As diferentes trajetórias parecem provocar algumas delas. Todas as ex-Paquitas entrevistadas para esta matéria disseram que gostariam de participar da foto de abertura da reportagem. O assessor de imprensa da atriz Bianca Rinaldi, no entanto, pediu para que ela posasse apenas com Letícia Spiller. Um dia antes do ensaio, quando Letícia cancelou presença alegando muito trabalho, o assessor de Bianca escreveu para a redação dizendo que ela também não participaria do reen­contro. Afirmou que Rinaldi gravaria um longa-metragem na mesma data e horário.

“Se vocês tivessem chamado só as meninas da primeira geração, nada disso teria acontecido e todas estariam aqui”, disse uma delas, explicando que há uma rixa entre as gerações. Outras brigas são públicas. Andrea Veiga e Xuxa não se falam há mais de dez anos. “Quando ela e Marlene se separaram, não tomei partido, e talvez tenha sido um erro. Desde então, nos afastamos”, disse Andrea.

No entanto, são mais frequentes os casos em que a proximidade e a amizade são profundas. Cátia e Priscilla são vizinhas e se apresentam juntas. Cátia também não apareceu no dia da foto, numa manhã de sábado. Foi Priscilla quem supôs uma explicação para a inesperada ausência da parceira. “Acho que ela saiu ontem, chegou tarde e perdeu a hora”, disse, com carinho.

Já a relação entre Xuxa e algumas ex-Paquitas se estreitou. Tatiana Maranhão, a Paquitita Loura, é sua assessora de imprensa. “Decidi que não havia nascido para ser artista aos 14 anos, na fase de maior sucesso das Paquitas.
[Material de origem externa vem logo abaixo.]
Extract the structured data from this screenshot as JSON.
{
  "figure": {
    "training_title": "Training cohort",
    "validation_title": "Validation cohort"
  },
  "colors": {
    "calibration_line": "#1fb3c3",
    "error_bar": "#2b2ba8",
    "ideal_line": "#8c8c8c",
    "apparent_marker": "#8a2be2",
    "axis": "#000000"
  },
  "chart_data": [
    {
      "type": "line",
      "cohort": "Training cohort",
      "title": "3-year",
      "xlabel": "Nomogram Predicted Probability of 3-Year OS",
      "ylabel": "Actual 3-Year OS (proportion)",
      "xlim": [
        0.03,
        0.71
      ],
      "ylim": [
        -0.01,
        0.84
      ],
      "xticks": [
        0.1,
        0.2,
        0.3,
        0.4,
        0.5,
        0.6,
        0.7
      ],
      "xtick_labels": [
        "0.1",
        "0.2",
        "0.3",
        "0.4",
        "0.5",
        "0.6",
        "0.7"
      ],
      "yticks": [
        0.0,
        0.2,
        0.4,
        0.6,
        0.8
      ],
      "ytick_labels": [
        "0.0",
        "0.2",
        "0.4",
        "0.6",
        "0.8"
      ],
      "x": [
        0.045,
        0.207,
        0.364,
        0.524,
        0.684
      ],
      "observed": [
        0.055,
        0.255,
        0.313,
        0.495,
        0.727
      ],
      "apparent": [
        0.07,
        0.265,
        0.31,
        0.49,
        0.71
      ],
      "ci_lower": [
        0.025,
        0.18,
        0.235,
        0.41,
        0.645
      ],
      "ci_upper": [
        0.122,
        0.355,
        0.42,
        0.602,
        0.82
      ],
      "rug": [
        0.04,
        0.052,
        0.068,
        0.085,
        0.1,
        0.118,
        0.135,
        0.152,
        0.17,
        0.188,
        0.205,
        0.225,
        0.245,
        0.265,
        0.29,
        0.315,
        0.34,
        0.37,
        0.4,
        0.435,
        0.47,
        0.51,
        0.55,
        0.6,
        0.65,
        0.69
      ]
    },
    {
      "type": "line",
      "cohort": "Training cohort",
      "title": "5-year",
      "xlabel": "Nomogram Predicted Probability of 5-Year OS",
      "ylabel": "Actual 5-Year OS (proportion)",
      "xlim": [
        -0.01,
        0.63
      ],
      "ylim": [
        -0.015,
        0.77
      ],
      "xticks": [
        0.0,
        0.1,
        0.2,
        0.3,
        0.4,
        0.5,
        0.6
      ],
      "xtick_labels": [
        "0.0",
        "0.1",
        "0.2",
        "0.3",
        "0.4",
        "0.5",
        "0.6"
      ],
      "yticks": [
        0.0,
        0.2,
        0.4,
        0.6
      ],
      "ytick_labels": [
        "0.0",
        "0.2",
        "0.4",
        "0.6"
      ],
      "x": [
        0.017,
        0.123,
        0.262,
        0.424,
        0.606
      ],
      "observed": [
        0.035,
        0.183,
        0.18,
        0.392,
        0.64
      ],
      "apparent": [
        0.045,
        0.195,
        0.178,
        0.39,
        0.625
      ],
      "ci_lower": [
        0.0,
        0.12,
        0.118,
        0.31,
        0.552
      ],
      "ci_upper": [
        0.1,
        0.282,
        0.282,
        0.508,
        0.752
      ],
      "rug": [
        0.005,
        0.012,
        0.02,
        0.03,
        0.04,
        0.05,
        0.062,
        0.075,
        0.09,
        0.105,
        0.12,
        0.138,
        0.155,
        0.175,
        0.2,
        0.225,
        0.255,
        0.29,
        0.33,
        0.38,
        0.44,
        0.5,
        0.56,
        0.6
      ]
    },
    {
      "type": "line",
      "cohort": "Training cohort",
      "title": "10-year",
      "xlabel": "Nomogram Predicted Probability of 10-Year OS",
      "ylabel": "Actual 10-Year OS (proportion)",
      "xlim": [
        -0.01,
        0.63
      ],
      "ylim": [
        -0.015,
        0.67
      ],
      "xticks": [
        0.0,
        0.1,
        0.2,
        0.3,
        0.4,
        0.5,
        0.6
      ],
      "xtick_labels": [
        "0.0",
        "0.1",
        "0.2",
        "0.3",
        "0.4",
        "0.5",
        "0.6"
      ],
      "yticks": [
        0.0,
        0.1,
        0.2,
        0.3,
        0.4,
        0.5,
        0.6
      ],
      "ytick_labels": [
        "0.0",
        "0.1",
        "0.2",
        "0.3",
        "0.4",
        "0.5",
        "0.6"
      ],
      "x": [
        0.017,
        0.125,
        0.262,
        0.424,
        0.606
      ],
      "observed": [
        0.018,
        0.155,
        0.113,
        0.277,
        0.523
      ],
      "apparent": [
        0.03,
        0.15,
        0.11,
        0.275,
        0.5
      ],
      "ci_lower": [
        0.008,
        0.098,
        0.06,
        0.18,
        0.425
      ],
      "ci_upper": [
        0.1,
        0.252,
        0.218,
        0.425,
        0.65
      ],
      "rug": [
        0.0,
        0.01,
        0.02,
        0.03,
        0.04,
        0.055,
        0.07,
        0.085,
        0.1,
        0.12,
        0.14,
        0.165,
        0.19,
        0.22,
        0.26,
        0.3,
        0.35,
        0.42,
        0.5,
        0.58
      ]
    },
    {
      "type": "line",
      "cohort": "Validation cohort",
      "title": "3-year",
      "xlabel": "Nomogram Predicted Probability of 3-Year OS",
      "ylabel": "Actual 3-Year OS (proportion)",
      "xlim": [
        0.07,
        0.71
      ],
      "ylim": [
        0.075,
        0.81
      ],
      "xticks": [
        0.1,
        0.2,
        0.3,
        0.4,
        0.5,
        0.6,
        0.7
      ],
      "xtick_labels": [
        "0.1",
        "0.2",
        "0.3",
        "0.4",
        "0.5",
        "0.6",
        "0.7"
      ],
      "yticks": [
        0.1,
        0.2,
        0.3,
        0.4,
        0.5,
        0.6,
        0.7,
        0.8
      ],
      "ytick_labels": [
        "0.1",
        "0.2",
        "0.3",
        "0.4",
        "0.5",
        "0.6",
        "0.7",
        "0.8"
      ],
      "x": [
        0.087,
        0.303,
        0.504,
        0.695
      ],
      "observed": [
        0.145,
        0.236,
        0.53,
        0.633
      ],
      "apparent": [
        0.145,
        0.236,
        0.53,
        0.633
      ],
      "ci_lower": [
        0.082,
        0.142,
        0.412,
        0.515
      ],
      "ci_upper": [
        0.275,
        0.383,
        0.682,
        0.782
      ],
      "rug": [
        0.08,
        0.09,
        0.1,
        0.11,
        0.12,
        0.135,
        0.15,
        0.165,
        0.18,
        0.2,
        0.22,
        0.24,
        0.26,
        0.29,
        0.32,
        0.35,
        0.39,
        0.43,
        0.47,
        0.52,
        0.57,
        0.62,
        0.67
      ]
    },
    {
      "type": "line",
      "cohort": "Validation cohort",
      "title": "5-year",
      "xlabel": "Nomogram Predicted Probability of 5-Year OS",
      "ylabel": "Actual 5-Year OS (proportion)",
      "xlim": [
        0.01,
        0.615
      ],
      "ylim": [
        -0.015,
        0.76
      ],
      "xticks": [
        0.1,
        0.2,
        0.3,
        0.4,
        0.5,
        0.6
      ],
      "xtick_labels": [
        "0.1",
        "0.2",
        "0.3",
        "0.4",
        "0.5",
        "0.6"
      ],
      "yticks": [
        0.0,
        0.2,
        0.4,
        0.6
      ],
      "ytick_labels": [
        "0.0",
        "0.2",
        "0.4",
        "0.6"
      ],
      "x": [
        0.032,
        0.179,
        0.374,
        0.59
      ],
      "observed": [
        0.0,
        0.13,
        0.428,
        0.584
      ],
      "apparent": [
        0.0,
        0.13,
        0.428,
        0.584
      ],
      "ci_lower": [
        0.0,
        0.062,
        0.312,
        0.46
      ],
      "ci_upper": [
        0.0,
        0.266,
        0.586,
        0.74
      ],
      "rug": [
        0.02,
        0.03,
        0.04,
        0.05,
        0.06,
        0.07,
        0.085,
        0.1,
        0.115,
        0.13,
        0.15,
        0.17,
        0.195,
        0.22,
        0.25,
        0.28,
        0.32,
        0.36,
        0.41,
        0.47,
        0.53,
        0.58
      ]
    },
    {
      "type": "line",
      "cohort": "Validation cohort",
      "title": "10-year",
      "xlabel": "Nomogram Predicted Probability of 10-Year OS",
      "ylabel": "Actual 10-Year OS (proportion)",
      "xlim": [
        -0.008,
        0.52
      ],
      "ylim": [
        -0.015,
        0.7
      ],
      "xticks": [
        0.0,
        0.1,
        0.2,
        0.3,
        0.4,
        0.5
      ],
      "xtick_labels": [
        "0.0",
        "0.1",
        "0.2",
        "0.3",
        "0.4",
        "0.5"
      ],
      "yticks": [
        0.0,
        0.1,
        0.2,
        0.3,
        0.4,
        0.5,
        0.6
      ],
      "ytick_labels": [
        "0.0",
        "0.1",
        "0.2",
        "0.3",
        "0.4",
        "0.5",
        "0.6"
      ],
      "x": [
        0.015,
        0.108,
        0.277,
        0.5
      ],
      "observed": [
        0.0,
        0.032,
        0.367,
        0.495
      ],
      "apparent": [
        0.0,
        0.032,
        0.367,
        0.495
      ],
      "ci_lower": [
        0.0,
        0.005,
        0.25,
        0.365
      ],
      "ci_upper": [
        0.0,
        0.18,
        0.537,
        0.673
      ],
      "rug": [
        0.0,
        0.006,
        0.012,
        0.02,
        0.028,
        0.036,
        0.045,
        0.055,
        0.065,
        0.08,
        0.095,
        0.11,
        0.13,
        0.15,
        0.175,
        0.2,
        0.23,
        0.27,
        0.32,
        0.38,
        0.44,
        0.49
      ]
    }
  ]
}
Quando a Sasha nasceu, a Xuxa pagou minha faculdade de jornalismo e há dez anos trabalho com ela”, conta Tatiana, a mais reclusa do grupo.

Ana Paula “Catu”, antes de se tornar diretora da Globo, foi produtora e assistente dos programas infantis. Xuxa esteve na maternidade quando Cipriani deu à luz os gêmeos Cauã e Lucca, no ano passado, e Sorvetão (casada com o cantor Conrado, outro antigo queridinho da Rainha dos Baixinhos) considera a apresentadora uma “irmã mais velha”.

Xuxa derrete-se ao falar das meninas. “Eu adorava tê-las perto. Eram irmãzinhas e dividiam suas histórias comigo: o primeiro beijo, o primeiro amor. Queria vê-las sempre bonitas e me alegrava com cada conquista delas”, disse à Marie Claire. “Até hoje, se percebem que preciso de ajuda, elas vêm cuidar de mim. Ou seja: uma vez Paquita, sempre Paquita.”